Developer's plan in court is crucial to proceed with St. Regis proposal.
A Circuit Court judge on Thursday rejected motions from several Colony Beach & Tennis Resort unit owners to dismiss a legal proceeding by Unicorp Colony Units LLC to dissolve the former resort’s condominium association.
Rejecting motions to dismiss filed by unit owners Andy Brown, Dotty Adams, Sheldon and Carol Rabin, Yeno Mon and New Colony LLC, Judge Hunter W. Carroll gave all parties 15 days to file an answer to the complaint. According to state documents, the registered agent for Unicorp Colony Units LLC is Amy M. Barnard, Unicorp National Developments' director of legal affairs.
Carroll wrote in his order that the defendants based their argument on “various theories that plaintiff’s operative complaint was defective.’’ One hour case management hearings were also scheduled for the first Thursday of each month, going forward from Feb. 7 to deal with other motions and case developments. A trial date has not been set.
"We are extremely pleased with the judge's response,'' Unicorp president Chuck Whittall said Friday. "He is moving the termination board and said he would do it in an expeditious manner. This means we might possibly be under construction at the end of the year.''
The decision in the 12th Judicial Circuit was crucial for the furtherance of Unicorp’s plan to gain control of the former resort units. Along with the property’s land and former recreational facilities, which the company controls, the ownership rights of all 237 units must end up on Unicorp’s side of the ledger before progress can be made in developing the proposed St.
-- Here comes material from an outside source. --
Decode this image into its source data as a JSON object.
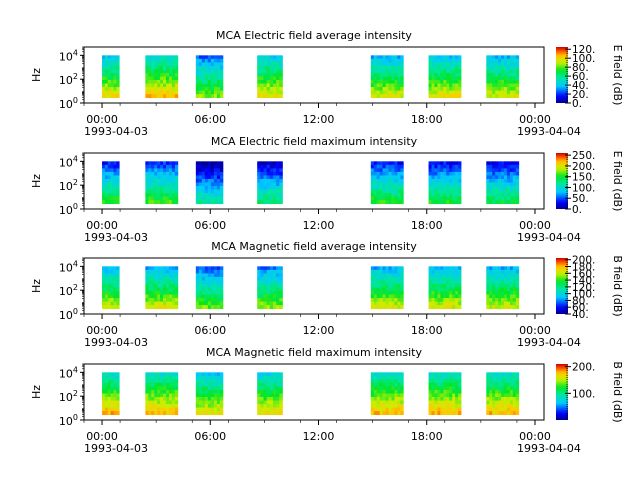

Regis Hotel and Residences, development of which was approved by the Longboat Town Commission in early 2018.
Ordinarily, those rights would turn on a vote of unit ownership. But for years, Unicorp has struggled to overcome a statistical hurdle. To avoid the courts, Whittall would have needed 95% of the 237 Colony unit owners to agree voluntarily to dissolve the Colony Beach & Tennis Association (the unit owners’ condo association). Between owned outright by Unicorp Colony Units LLC and owners agreeing to sell – but not yet doing so – Whittall is short of that percentage.
Colony Beach Investors LLC, for which unit owner Andy Adams is listed as an authorized manager, owns at least 63 units, according to Sarasota County property records. Adams, who also owns individual units personally and with his wife, Dotty, has refused to sell to Unicorp.
Under the judicial process, state law allows for one unit owner to seek judicial relief when the property has fallen into disrepair and is not repaired in a reasonable time. Whittall filed such a claim in January, 2018, asking the court to terminate the association; approve Whittall’s termination plan (his town-approved development plan); and approve the sale of the 237 Colony units to Unicorp. In his court filing, Whittall claimed the property was in such disrepair that it could no longer function. Over the summer, the town of Longboat Key ordered the property's demolition, based on a notion of public nuisance that survived court challenges.
The last of the buildings -- the iconic oceanfront midrise building -- was torn down in late November.
With Thursday’s court decision, Whittall's legal process can proceed.
Before Unicorp can apply to the town for building permits, the company must have complete control of the property at 1620 Gulf of Mexico Drive. In July, Unicorp National Developments Inc. was successful in consolidating ownership of the recreational property of the former resort at a partition sale in Tampa federal courtroom.
Unicorp's bid of $29.51 million for the disputed 2.3 acres was successful in the all-or-nothing deal. Because the Orlando company already owned 95% of the property, the company paid investor and Colony unit owner Adams for his 5%, or $1.4755 million.